И мы пошли. Мы пошли в хадар, где провели остаток ночи, день и следующую ночь. Я был окрылен мечтой и околдован счастьем обладания, потому и не сразу понял весь ужас происшедшего…
Утром я вошел в гостиную, где мои родители с дядей Менахемом и тетей Гитл пили кофе и, плача, упал перед ними на колени. «Что же ты наделал, дядя Менахем!» — прошептал я в отчаянии. «Азохн вэй! — отвечал дядя Менахем. — А нафка мина! Какая тебе разница, они же близнецы! Разве ты не знал — по нашим законам младшую нельзя выдавать впереди старшей!» Я заплакал еще горше и уронил лицо в мокрые ладони…

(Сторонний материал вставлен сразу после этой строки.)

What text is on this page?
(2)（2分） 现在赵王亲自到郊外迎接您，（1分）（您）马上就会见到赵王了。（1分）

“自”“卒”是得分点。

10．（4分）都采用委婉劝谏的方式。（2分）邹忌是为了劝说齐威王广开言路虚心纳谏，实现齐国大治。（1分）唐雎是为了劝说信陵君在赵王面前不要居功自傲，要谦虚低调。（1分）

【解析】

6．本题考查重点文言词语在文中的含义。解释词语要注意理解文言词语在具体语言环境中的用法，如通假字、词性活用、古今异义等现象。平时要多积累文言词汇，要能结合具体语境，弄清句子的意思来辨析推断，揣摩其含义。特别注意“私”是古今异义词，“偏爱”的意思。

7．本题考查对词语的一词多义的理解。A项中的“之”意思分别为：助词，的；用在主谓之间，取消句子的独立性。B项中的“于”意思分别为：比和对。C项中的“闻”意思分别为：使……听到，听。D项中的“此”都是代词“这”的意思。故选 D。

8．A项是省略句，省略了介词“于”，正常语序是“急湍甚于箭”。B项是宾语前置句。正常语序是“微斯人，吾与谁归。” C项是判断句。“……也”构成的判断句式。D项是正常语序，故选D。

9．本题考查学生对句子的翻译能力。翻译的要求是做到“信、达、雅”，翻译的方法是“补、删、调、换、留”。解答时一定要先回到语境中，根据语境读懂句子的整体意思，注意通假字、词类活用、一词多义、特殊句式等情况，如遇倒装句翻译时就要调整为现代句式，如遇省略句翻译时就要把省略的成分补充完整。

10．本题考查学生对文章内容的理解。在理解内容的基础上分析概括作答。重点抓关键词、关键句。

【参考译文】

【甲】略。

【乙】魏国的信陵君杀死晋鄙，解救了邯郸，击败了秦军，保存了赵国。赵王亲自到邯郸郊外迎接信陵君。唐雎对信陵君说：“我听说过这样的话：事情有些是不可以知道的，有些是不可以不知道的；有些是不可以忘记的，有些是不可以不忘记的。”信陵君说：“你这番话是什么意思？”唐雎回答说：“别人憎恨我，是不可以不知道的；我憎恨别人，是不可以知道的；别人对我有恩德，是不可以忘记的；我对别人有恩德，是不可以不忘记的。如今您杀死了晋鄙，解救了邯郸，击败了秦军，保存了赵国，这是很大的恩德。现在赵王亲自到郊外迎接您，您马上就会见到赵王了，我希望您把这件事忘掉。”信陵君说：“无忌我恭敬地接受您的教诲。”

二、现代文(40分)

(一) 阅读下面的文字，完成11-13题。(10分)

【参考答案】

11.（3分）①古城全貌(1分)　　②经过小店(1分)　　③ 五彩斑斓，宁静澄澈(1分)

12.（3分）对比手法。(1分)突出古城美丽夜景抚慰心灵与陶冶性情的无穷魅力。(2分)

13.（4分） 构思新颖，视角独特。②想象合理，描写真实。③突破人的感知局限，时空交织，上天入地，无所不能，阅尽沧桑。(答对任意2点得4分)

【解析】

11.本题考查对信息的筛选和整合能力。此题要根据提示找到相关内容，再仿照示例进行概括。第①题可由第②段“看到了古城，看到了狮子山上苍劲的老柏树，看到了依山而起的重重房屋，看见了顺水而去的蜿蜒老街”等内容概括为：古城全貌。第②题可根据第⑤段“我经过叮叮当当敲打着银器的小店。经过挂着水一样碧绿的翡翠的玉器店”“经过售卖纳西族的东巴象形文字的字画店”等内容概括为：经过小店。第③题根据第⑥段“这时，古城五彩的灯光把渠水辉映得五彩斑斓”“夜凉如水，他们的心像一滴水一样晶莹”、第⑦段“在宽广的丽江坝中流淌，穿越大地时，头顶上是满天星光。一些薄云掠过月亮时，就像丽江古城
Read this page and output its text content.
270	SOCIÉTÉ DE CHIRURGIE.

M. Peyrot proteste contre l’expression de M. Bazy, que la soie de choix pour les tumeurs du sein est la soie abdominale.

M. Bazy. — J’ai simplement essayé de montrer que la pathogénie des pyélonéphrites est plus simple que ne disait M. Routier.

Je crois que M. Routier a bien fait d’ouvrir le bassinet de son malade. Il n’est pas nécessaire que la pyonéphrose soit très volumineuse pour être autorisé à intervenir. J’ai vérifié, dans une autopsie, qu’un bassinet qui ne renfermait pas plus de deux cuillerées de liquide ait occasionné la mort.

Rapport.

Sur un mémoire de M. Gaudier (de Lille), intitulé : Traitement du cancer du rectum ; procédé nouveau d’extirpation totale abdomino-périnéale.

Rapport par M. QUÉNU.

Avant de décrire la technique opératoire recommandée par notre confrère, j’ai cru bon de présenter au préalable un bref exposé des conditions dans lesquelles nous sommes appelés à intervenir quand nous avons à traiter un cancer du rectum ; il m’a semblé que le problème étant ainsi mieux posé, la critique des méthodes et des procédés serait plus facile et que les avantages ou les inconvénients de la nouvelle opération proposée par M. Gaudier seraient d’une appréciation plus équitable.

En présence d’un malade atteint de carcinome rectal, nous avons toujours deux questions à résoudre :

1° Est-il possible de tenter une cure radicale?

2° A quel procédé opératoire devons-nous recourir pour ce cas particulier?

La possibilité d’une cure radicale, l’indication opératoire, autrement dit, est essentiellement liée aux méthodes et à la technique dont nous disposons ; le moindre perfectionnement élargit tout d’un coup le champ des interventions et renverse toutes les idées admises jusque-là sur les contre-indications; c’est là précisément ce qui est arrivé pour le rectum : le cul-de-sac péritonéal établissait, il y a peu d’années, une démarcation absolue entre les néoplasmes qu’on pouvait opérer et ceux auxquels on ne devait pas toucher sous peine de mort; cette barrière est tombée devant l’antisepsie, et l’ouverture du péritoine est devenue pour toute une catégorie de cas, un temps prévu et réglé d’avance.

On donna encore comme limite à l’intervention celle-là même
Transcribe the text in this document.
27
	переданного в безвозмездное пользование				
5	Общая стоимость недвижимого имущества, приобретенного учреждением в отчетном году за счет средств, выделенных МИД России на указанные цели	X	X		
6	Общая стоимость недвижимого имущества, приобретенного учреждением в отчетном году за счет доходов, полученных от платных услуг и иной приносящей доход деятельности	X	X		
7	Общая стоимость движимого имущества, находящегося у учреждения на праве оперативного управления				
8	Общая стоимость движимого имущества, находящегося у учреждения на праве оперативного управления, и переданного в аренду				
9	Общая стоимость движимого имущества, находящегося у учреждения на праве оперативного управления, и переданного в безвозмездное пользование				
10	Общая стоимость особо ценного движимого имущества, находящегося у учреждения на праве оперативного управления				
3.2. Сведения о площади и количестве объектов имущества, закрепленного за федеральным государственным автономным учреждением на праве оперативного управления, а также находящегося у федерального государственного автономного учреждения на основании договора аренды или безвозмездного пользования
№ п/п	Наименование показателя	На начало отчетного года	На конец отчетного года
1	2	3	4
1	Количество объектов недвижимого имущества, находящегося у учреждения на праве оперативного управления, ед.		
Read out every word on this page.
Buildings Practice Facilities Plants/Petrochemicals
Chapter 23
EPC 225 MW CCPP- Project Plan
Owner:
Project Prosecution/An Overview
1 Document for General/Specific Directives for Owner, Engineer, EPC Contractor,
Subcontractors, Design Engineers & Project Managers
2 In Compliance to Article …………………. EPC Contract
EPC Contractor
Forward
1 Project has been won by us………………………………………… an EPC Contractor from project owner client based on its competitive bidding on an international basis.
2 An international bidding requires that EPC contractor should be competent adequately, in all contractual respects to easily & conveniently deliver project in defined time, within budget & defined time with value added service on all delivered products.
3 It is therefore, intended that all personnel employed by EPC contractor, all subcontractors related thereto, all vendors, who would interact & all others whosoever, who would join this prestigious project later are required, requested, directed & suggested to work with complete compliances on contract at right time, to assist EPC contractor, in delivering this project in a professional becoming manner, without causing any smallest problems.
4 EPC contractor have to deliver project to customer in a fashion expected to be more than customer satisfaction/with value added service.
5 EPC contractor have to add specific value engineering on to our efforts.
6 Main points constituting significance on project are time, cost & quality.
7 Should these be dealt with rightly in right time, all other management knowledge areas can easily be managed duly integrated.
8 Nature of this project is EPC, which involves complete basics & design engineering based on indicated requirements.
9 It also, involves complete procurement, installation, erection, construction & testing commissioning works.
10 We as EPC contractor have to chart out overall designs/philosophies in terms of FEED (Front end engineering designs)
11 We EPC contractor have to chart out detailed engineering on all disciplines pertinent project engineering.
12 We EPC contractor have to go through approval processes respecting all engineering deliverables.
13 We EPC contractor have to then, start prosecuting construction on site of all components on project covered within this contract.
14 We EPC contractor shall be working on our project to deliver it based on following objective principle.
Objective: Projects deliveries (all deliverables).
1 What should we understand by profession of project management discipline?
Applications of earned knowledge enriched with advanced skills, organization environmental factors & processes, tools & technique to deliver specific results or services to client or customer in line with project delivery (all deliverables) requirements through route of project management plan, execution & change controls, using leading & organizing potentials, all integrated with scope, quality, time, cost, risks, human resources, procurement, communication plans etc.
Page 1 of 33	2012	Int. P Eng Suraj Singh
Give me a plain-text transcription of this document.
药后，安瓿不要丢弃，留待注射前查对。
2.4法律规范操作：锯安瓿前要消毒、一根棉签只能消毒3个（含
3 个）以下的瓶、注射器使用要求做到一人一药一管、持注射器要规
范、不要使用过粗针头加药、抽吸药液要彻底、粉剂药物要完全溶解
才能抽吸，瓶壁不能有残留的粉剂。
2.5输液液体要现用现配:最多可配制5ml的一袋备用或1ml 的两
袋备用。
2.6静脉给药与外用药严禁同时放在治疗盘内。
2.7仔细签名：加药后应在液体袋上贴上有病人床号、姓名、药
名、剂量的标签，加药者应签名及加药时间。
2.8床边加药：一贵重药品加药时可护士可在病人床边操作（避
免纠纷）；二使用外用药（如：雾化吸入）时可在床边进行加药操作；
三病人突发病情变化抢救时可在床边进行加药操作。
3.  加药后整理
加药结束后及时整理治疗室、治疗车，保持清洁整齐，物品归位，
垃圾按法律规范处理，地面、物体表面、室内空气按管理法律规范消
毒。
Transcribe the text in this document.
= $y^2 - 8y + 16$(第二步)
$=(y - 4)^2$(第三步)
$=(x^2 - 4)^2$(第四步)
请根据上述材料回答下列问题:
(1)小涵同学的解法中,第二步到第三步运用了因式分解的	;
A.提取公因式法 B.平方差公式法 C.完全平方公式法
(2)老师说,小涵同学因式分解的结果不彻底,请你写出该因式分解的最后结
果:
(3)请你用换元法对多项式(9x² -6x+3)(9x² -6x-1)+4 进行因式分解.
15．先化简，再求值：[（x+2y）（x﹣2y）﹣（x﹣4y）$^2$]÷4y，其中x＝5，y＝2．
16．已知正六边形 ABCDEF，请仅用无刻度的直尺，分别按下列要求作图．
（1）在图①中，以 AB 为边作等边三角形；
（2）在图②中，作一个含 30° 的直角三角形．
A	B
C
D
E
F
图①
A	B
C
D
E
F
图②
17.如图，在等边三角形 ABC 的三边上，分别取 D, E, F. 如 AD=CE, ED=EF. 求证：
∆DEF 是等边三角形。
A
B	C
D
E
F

Через некоторое время дядя Менахем, этот а ид ви а бойм — бессердечный человек — решил сплавить меня подальше от греха, выделил мне долю и отправил нас с Хави в Харьков с поручением открыть там новую колониальную лавку. «Такую работу ты знаешь, ингеле, — сказал он на прощание, — и справишься с нею не хуже меня. Помни, что еврейское счастье всегда рядом с еврейским несчастьем, а иногда одно из них прямо вытекает из другого, причем, что из чего вытекает в наша жизнь предугадать решительно невозможно. Поэтому работай не покладая рук, а главное — думай в голове и всегда помни старую хасидскую песню “Ой, ви гит ци зайн а ид!”. Не забывай татэ и мамэ, а пуще не забывай о своем старшем друге, дяде Менахеме, что тоже всегда помнит за тебя…» Потом он раздумчиво оглядел меня, видно, сомневаясь, сказать или не сказать мне последнего напутствия, наклонился к моему уху и тихо прошептал: «Шванц — не главное в наша судьба…».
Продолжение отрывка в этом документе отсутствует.